Tive uma vez uma queixa para o Ministério. Daqueles alunos e pais que acham que os meninos têm de passar [de ano] e ter tudo, porque eu supostamente discriminava o aluno por causa das notas. Foi recente, fui chamada à direção da escola, tive de fazer um relatório, mas já passou. Foi rápido e não se constituiu como processo, porque eles na direção aceitaram o relatório. O Ministério depois averigua, mas vai primeiro para a direção. Mas são coisas chatas. As pessoas estão muitas vezes habituadas a um tipo de metodologia, que é o livro, só e exclusivamente, e quando mudamos e tentamos pôr as pessoas a pensar, isso dá trabalho. O aluno estudou pelo manual e depois a professora até faz outras perguntas que não estão lá. Tenho alguns alunos que se queixam disso. E o que eu digo sempre agora: é o perfil do aluno e as aprendizagens essenciais que contam.
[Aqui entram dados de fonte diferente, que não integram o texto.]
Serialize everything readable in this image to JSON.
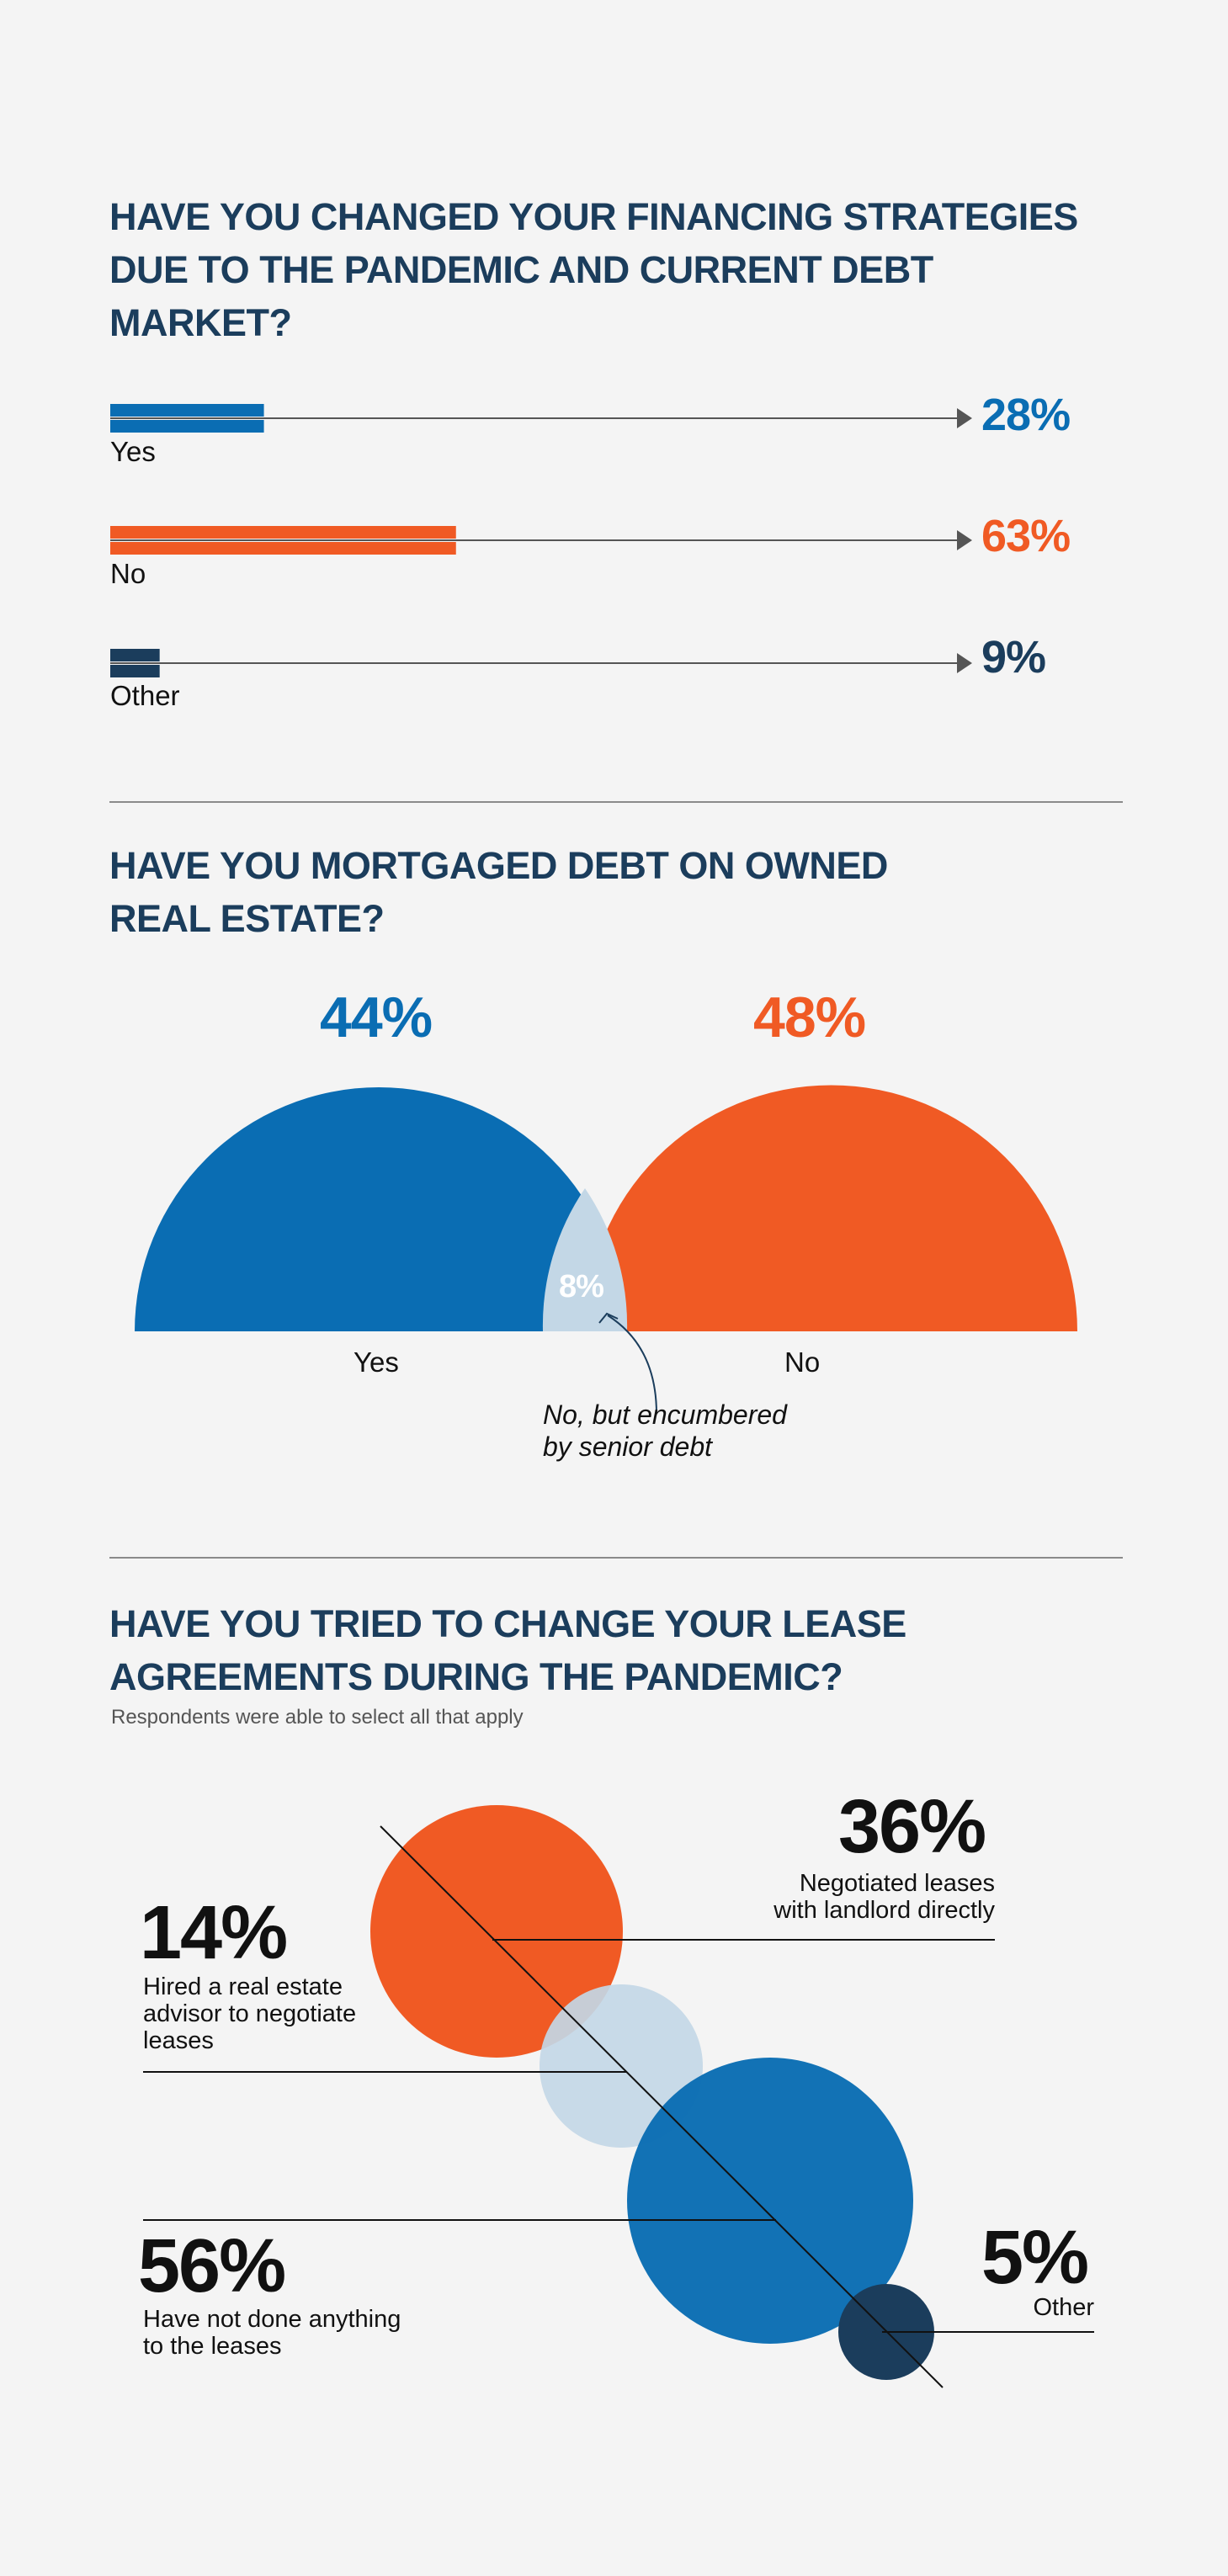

É que o perfil do aluno à saída do ensino obrigatório (PASEO) diz muita coisa. Agora, no 12º ano de Geologia, não há manual. Inclusivamente, o Ministério da Educação não exige que haja um. Porquê? Porque o manual é uma interpretação de um programa, que pode não estar correta. Saiu o de todas as disciplinas menos o de Geologia. E, então, na APG, pensou em fazer-se um manual. Por que não? Mas, lá está a tal história, o manual não é obrigatório, cada professor pode fazer a sua interpretação e dá-la aos alunos. A Geologia agora não tem manual, mas as pessoas estão muito agarradas a um livro, a um guia, e nem toda a gente tem pancada, como eu. (risos)
21. Se pudesse viajar no tempo geológico e assistir a um evento concreto qualquer, qual seria?
A formação da Pangeia, por exemplo. A Zona Sul Portuguesa, a analogia da experiência que fiz para o último artigo do doutoramento, há quem diga que é Avalónia, não é? Mas não se pode dizer com toda a certeza que é Avalónia e eu gostava de saber! (risos)

Intraclasto
Grés de Silves, mesmo de Silves

"Trouxe um bocado de Grés de Silves que anda ali em casa da minha mãe já há muitos anos, de certeza deve ter sido o meu pai que trouxe, e está desgastada. Porquê? Porque em Silves usavam aquela pedra para afiar facas! Isso é mais uma prova que uma pedra que supostamente é mole, não é mole nada, porque serve para afiar facas!" (risos)
Geomanias
Rocha preferida? Basalto
Mineral preferido? Olivina
Fóssil preferido? Rudista
Unidade litostratigráfica preferida? Pode ser o CVL [Complexo Vulcânico de Lisboa], que eu tenho muita curiosidade e acho que não está tudo explorado
Recursos minerais metálicos ou não metálicos? Metálicos! Sim, e gosto mais da Idade do Ferro do que da Idade da Pedra! (risos)
Era, Período, Época ou Idade preferido? Carbónico
Trabalho de campo ou de gabinete? Campo
Martelo ou microscópio? Martelo
Pedra mole ou pedra dura? Não concordo com a dicotomia! (risos) Uma pedra dura também pode ser mole, não é? Pode-se decompor, desagregar…
Esparrite, esparite, sparite ou sparrite?Não uso, mas parece-me que é melhor a esparrite.